Not only are quality measures becoming more complex, but the goal is to harmonize measure use across various federal programs. Cranston encourages pharmacists to help shape these quality measures, or at least understand them. One helpful tool to be able to understand this space better is by taking one or more of the modules that are available through EPIQ (Educating Pharmacists in Quality). These modules are also available for continuing education credit.
As Medicare star ratings grow in importance as a criterion for inclusion in a preferred pharmacy network, health plans and PBMs are beginning to look at quality metrics. Some prescription drug plans are already implementing pay-for-performance models that include bonus payments to top-performing pharmacies. These plans are partnering with Pharmacy Quality Solutions (PQS), a private company owned by PQA. Using PQS’s Electronic Quality Improvement Platform for Plans and Pharmacies (EQuIPP) system, the pharmacy can track its performance.
David Nau, PhD, BSPharm, FAPhA, President of PQS, said the company is in the process of evaluating how well pharmacies performed for CVS/Caremark SilverScripts plans in 2014. Nau said Silverscripts will then be cutting bonus checks to pharmacies that did well on quality metrics in 2014. Pharmacies are evaluated on four star measures, and the bonus is based on the number of patients at each store in addition to the score on each measure.
“There are additional dollars available if you can perform well on these quality measures,” said Nau.
He said there are also some PBMs planning to use the quality rating for pharmacies to help them form their preferred pharmacy networks. “Performing well may help a pharmacy become part of a preferred network,” said Nau.
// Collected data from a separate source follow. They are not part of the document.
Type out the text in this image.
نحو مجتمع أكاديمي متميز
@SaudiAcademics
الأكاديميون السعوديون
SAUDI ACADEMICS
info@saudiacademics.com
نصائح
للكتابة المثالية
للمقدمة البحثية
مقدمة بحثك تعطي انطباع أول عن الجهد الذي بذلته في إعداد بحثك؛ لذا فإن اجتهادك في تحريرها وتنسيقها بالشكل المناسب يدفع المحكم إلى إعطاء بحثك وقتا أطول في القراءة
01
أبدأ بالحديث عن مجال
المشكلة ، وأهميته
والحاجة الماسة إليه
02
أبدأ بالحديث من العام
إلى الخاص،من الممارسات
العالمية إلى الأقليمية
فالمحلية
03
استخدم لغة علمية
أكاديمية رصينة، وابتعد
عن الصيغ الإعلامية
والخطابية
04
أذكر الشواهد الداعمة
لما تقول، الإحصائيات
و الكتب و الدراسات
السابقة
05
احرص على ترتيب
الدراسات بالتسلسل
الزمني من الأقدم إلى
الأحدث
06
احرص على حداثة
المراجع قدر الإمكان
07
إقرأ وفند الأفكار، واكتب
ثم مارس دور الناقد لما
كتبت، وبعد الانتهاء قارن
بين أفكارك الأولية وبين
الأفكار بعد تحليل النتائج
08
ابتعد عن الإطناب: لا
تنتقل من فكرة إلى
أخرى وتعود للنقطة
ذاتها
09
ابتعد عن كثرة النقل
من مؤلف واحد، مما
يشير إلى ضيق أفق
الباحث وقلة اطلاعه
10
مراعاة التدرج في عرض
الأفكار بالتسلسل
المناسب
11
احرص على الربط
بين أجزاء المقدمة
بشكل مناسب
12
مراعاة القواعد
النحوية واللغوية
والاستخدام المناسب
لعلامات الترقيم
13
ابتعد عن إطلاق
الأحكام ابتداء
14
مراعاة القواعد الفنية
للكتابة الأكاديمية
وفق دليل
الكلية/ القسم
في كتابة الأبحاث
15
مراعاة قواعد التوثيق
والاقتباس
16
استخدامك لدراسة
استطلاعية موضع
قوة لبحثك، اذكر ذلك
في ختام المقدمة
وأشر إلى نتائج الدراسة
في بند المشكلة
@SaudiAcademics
The work PQS is doing is designed with an attempt to align the pharmacy level performance metrics with those of health plans that are accountable to the government, according to Nau.
PQS uses many of the same CMS PQA measures. With EQuIPP, pharmacies can view a dashboard that will tell them how they are performing on each quality measure. They can also see trends over time, based on data from health plans and PBMs.
“This is designed to facilitate a collaborative effort between the plans, the pharmacies, and the network,” said Nau.
The data are currently private, although Nau said there is some interest from various groups to make it public.